Фугасный снаряд разнес помещение, пушку с расчетом, обрушил потолок в квартире. Облако известковой пыли клубилось, мешая обзору. Молочную пелену прорезали искрящийся заряд «фаустпатрона» и пулеметная очередь. Танки и обе самоходки вели непрерывный огонь, двигаясь рывками, чтобы сбить прицел «фаустникам».
На головную «тридцатьчетверку» из верхних окон сбросили две противотанковые кумулятивные гранаты. Одна угодила в моторную часть, вспыхнул двигатель. Из люков выскакивали танкисты. Двое были убиты автоматными очередями, двое успели отбежать.
– Пухов, – высунулся из люка Чистяков. – Чего ты к нам, как к мамке, жмешься? Прочесывай с десантниками подъезды, кроши гадов.
Пули лязгнули по броне, заставив Саню захлопнуть люк. Самоходка двигалась вперед, посылая снаряды в окна, откуда велся огонь. Выстрелы «зверобоев» звучали реже, чем частые звонкие хлопки танковых пушек. Но попадания шестидюймовых снарядов проламывали стены, сметая перегородки и уничтожая засады, которыми был напичкан мрачный город-ловушка.
Семь танков второй роты батальона Шаламова с трудом продвигались сквозь месиво грязи, болотной жижи и заросли кустарника. Двигатель одной из машин заклинило от перегрева, и ее вытащили на бугор буксирными тросами.
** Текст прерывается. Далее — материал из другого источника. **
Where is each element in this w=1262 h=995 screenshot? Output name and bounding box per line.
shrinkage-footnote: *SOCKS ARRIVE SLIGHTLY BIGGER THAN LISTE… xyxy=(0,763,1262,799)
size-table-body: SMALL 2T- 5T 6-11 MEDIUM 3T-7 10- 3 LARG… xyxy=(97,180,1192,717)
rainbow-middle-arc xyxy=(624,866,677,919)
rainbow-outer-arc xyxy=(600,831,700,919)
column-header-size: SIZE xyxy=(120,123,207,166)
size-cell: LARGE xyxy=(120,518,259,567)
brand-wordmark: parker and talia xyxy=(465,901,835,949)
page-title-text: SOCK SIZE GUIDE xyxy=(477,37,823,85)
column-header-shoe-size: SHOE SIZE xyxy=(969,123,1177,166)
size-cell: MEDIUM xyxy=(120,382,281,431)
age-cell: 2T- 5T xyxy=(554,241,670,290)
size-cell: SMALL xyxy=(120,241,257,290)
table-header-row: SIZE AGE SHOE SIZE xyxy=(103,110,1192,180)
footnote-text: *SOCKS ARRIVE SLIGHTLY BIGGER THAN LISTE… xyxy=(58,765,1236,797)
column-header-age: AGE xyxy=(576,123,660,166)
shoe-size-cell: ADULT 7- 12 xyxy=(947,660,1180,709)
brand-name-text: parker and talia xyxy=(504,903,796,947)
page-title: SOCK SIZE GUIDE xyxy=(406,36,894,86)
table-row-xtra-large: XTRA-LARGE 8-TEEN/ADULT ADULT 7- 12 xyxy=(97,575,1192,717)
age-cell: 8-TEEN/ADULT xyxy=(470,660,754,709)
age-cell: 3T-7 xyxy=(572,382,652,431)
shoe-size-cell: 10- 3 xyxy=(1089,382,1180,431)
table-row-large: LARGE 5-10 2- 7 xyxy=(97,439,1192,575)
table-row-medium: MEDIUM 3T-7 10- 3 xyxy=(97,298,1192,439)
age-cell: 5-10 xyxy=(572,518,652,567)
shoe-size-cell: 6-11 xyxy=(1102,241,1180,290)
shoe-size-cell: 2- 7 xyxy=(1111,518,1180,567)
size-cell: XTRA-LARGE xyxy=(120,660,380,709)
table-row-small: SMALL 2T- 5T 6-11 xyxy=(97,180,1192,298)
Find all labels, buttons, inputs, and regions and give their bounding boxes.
Здесь встретили группу партизан. Человек десять, одетые в польские военные мундиры, гражданские бекеши и теплые куртки. На шапках и «рогатывках» (высоких скошенных фуражках) виднелись серебристые польские орлы, на рукавах красные повязки. У двоих на шапках были приколоты украинские трезубцы.
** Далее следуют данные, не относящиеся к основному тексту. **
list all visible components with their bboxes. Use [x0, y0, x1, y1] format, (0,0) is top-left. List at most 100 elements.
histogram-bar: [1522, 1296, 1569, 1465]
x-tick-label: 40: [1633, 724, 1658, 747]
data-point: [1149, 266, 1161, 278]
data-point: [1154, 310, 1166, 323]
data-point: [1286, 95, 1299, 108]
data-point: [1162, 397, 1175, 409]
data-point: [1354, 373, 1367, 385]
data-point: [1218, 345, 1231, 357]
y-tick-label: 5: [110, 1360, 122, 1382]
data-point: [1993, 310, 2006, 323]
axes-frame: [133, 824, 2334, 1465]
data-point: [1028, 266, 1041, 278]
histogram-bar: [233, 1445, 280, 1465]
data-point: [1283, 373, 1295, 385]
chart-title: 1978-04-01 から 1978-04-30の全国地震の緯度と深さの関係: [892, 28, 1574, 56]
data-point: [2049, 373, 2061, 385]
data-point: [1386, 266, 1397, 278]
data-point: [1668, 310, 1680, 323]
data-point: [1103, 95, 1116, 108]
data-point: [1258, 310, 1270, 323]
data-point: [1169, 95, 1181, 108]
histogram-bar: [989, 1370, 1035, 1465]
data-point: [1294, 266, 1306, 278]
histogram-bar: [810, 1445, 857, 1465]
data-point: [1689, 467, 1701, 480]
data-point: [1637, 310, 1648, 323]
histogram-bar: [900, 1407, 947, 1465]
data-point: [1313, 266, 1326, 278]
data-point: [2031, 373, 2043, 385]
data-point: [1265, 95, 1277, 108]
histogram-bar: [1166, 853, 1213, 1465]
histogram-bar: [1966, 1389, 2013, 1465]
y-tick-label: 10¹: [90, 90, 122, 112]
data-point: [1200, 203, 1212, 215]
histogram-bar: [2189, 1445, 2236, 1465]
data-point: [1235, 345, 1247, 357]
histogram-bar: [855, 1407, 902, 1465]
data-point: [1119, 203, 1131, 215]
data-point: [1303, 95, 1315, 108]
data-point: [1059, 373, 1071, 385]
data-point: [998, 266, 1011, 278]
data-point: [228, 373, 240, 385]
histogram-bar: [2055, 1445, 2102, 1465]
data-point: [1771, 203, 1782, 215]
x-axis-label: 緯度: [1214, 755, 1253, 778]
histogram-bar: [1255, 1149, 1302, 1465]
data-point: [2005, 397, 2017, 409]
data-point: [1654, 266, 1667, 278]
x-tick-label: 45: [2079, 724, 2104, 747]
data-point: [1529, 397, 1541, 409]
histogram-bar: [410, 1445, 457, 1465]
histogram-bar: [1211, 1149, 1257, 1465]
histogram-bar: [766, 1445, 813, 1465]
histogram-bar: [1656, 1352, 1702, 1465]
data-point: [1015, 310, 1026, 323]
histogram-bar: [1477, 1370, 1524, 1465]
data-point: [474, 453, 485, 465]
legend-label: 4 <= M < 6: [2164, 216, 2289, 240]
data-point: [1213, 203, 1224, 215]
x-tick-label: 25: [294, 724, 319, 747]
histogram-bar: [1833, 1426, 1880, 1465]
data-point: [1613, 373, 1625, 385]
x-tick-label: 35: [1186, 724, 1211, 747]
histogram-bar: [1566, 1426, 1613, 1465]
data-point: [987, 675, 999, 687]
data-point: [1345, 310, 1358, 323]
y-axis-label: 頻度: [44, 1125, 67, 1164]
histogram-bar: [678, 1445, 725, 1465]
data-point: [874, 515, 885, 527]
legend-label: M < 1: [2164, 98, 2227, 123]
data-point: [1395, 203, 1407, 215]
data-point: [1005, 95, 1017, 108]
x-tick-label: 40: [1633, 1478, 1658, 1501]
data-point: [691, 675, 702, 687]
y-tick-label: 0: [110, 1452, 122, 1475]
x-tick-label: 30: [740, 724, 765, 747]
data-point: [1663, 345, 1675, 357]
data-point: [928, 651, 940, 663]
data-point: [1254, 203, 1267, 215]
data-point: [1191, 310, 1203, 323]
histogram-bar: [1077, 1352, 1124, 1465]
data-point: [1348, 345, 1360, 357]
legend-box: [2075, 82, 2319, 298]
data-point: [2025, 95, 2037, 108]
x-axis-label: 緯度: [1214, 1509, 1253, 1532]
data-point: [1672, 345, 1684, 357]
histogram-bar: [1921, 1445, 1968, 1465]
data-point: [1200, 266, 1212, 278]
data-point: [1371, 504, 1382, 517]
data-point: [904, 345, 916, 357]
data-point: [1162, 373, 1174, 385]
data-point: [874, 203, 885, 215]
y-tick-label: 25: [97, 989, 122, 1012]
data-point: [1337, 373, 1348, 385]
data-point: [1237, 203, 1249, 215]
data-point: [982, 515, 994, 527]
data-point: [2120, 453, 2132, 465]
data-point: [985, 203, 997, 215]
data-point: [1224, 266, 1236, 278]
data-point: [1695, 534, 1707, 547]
Старший лейтенант, командир танковой роты, настороженно оглядел вооруженных людей. Кто они? Если из Армии Людовой, то свои. Отряды Армии Крайовой нередко совершали нападения на советских бойцов, и хотя открытая война не велась, предписывалось быть при встрече осторожными. Старшему лейтенанту было двадцать три года, он не слишком разбирался в хитросплетении польской политики. Командир группы на довольно чистом русском языке объяснил, что они из отряда польских и украинских коммунистов.
– Союзники. Вместе бьем швабов, – заявил высокий светловолосый поляк с погонами подпоручика и автоматом ППШ на плече.
– А чего тогда здесь торчите? – недоверчиво спросил танкист. – В городе бой идет.
– Отряд тоже участвует в бою. Мы охраняем фланги. Да и вы пока не воюете.
Сказано было с добродушной улыбкой, но старший лейтенант не слишком доверял этим людям, вооруженным русскими и английскими автоматами, немецкими винтовками. Настораживали трезубцы на шапках украинцев. И все же, поколебавшись, ротный спросил:
– Здесь есть другая дорога?
– Да, да, – кивнули сразу несколько партизан, а поручик объяснил: – Возьмете правее, там снова низина, но танки пройдут. Затем накатанная колея, по ней доберетесь до окраины.
Подпоручик угостил танкистов сигаретами, сказал, что есть водка.
– Выпьем за боевую дружбу?
У поляка были голубые славянские глаза и открытая улыбка. Старший лейтенант, родом из деревни под Вологдой, где жили простые, чуждые хитростей люди, тоже улыбнулся в ответ.
– Перед боем пить нельзя, реакция притупляется. Подобьют фрицы…
– Так, так, – согласно кивал парень с трезубцем на бараньей шапке, а подпоручик еще шире расплывался в открытой улыбке.
– Мы будем неподалеку от вашего поврежденного танка. В случае чего, поможем, – сказал светловолосый польский офицер.
– Нельзя. Ближе двухсот метров не приближаться. Иначе наши откроют огонь. Инструкция…
Эти слова вырвались у старшего лейтенанта невольно. Предчувствовал он что-либо или нет? Наверное… В километре высился островерхий чужой городок, где погибла ночью усиленная танковая рота во главе с комбатом Болотовым, и сейчас снова шел бой.
Когда «тридцатьчетверки» повернули на указанную подпоручиком дорогу, поляк козырнул оставшемуся экипажу и повел свою группу в сторону леса.
– Инструкция, – бормотал западный украинец из Львова. – Нажретесь, москали, нашей земли. Думаете, умные?